Department of Surgery, Washington University, Saint Louis, Missouri, USA.
J Surg Educ. 2012 May-Jun;69(3):428-31. doi: 10.1016/j.jsurg.2011.09.009. Epub 2011 Nov 3.
To demonstrate that instruction of proper team function can occur using high-fidelity simulated trauma resuscitation with video-assisted debriefing and that this process can be integrated rapidly into a standard general surgery curriculum.
The rater reliability of our team metric was assessed by having physicians and nonphysicians rate the same video-recorded trauma simulations at intervals in time. To assess the effectiveness of video debriefing, subjects participated in a 3-week trauma team training course that consisted of 2 video-recorded simulation sessions, each approximately 2 hours in length separated by a 90-minute debriefing session. To assess the impact of the debriefing session, video recordings of participants performing resuscitations before and after the debriefing were reviewed by a panel of blinded traumatologists and graded using our team evaluation instrument.
The study took place at the high-fidelity simulation center at a large, urban academic training hospital.
All 11 PGY-2 general surgery and combined general surgery and plastic surgery residents at our institution.

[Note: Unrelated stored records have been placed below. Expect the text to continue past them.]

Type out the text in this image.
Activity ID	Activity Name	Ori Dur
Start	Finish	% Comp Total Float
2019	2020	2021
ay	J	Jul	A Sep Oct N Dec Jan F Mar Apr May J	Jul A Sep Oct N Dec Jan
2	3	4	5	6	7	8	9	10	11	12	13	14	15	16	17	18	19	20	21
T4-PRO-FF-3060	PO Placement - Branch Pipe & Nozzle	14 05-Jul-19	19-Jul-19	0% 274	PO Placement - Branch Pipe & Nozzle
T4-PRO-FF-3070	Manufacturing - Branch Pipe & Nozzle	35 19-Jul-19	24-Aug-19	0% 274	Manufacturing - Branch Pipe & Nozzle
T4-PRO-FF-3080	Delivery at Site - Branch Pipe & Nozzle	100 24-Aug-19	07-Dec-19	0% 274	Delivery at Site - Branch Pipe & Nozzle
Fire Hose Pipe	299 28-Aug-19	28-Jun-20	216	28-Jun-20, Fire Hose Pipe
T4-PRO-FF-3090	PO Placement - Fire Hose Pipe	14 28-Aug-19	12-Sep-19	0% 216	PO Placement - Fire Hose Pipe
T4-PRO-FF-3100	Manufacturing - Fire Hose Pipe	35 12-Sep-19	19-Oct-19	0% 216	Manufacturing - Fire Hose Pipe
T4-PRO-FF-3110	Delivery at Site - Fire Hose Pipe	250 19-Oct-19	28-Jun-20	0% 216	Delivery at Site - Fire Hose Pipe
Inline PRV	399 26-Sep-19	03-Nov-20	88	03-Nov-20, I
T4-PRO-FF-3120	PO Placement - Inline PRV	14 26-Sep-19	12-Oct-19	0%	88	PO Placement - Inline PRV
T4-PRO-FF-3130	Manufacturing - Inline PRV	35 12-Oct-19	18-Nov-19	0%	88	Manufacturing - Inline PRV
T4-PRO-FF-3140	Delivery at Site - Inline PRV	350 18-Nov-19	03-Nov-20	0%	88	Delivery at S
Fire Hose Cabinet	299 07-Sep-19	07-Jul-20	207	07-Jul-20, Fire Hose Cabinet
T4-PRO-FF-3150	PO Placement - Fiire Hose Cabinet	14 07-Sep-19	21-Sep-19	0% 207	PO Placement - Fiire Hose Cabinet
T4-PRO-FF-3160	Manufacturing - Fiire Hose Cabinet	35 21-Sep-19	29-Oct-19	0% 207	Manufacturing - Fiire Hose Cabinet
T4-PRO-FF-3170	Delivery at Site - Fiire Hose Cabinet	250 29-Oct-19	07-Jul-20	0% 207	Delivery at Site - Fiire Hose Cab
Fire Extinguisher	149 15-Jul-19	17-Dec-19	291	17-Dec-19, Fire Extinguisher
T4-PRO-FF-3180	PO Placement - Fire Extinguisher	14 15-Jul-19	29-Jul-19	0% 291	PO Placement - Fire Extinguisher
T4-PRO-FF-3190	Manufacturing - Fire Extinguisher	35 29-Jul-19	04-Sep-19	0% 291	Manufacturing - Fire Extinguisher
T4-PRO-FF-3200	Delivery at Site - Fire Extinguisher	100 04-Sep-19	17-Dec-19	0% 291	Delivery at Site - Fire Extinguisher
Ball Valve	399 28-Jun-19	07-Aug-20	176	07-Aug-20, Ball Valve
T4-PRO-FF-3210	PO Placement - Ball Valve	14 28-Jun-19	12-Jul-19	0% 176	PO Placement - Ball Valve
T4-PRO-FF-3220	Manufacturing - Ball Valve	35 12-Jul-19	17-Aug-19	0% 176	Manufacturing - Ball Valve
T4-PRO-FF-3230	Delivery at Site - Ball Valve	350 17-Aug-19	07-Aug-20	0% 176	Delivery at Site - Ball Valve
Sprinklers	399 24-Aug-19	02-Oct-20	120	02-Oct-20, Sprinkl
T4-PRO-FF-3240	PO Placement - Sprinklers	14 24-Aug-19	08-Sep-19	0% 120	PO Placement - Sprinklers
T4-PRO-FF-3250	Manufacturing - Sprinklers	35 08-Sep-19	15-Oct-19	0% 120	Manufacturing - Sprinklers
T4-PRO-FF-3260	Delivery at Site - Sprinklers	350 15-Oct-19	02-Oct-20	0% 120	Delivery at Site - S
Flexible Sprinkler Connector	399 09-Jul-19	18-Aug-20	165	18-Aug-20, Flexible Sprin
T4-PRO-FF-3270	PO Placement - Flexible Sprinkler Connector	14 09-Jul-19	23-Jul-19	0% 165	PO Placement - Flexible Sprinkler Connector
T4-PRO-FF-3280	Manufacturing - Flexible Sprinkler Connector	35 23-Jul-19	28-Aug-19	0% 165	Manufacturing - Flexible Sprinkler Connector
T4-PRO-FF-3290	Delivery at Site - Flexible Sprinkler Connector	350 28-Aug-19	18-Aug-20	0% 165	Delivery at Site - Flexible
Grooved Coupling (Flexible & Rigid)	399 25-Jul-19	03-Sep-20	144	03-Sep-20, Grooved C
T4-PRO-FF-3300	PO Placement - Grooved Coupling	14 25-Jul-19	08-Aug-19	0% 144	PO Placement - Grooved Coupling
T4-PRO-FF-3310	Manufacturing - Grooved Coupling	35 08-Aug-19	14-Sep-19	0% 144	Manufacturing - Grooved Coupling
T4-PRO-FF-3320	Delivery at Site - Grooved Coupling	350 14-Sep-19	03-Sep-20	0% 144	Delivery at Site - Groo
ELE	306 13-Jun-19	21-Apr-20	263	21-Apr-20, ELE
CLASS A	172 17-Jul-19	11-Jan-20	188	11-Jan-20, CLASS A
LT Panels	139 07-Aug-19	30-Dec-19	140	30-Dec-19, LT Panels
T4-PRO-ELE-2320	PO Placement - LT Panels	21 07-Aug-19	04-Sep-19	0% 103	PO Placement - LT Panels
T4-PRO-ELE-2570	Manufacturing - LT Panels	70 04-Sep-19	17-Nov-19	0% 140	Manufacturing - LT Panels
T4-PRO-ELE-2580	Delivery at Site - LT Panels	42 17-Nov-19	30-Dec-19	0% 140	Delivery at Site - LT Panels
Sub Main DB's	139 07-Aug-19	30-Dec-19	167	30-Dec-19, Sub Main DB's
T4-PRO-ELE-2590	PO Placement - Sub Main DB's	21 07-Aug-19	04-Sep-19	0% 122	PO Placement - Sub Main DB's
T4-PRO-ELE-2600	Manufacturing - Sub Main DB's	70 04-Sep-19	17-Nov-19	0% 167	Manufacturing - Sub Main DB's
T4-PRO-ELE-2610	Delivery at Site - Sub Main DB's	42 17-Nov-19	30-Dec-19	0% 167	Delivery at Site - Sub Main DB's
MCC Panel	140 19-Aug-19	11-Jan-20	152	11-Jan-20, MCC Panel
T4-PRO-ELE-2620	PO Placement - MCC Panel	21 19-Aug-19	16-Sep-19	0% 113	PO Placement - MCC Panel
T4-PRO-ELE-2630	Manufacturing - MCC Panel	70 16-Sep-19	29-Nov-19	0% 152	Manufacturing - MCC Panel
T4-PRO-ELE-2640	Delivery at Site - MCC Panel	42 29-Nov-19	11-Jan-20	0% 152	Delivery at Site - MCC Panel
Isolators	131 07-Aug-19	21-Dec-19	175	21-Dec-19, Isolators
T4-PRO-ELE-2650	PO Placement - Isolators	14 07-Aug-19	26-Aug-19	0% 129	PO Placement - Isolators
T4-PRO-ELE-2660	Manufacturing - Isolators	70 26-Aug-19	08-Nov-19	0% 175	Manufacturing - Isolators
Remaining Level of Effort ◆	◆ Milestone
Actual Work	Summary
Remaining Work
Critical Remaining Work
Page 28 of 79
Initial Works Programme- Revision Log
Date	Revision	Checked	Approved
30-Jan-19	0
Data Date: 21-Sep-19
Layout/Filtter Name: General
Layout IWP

Our instrument was found to have high interrater correlation (interclass correlation coefficient [ICC], 0.926; 95% confidence interval, 0.893-0.953). Initially, residents were either unsure as to their competency to serve as team leader (70%) or felt they were not competent to serve as team leader (30%). Ninety percent of residents found the video debriefing very to extremely helpful in improving team function and clinical competency. All participants felt more competent as both team leaders and team members because of the video debriefing. The mean team function score improved significantly after video debriefing (4.39 [±0.3] vs 5.45 [±0.4] prevideo vs postvideo review, p < 0.05).
Video review with debriefing is an effective means of teaching team competencies and improving team function in simulated trauma resuscitation. This strategy can be integrated readily into the surgical curriculum analogous to other applications of simulation technology.
展示使用高保真模拟创伤复苏进行适当团队功能指导的方法,并证明该过程可以快速融入标准的普通外科课程中。
通过让医生和非医生在不同时间间隔对同一段视频记录的创伤模拟进行评分,评估我们团队指标的评分者间可靠性。为了评估视频讨论的效果,参与者参加了为期 3 周的创伤团队培训课程,该课程包括 2 次视频记录的模拟,每次大约 2 小时,中间间隔 90 分钟的讨论。为了评估讨论的效果,由一组盲法创伤学家审查参与者在讨论前后进行复苏的视频记录,并使用我们的团队评估工具进行评分。
这项研究在一家大型城市学术培训医院的高保真模拟中心进行。
我们机构的所有 11 名 PGY-2 普通外科住院医师和普通外科与整形外科联合住院医师。
我们的仪器被发现具有很高的评分者间相关性(组内相关系数 [ICC],0.926;95%置信区间,0.893-0.953)。最初,住院医师要么不确定自己是否有能力担任团队领导(70%),要么觉得自己没有能力担任团队领导(30%)。90%的住院医师认为视频讨论非常有助于提高团队功能和临床能力。由于视频讨论,所有参与者都感到自己作为团队领导和团队成员的能力都有所提高。视频讨论后团队功能评分显著提高(4.39[±0.3]与视频讨论前(4.39[±0.3])相比,p<0.05)。
视频回顾与讨论是教授团队能力和提高模拟创伤复苏中团队功能的有效方法。这种策略可以像模拟技术的其他应用一样,轻松融入外科课程。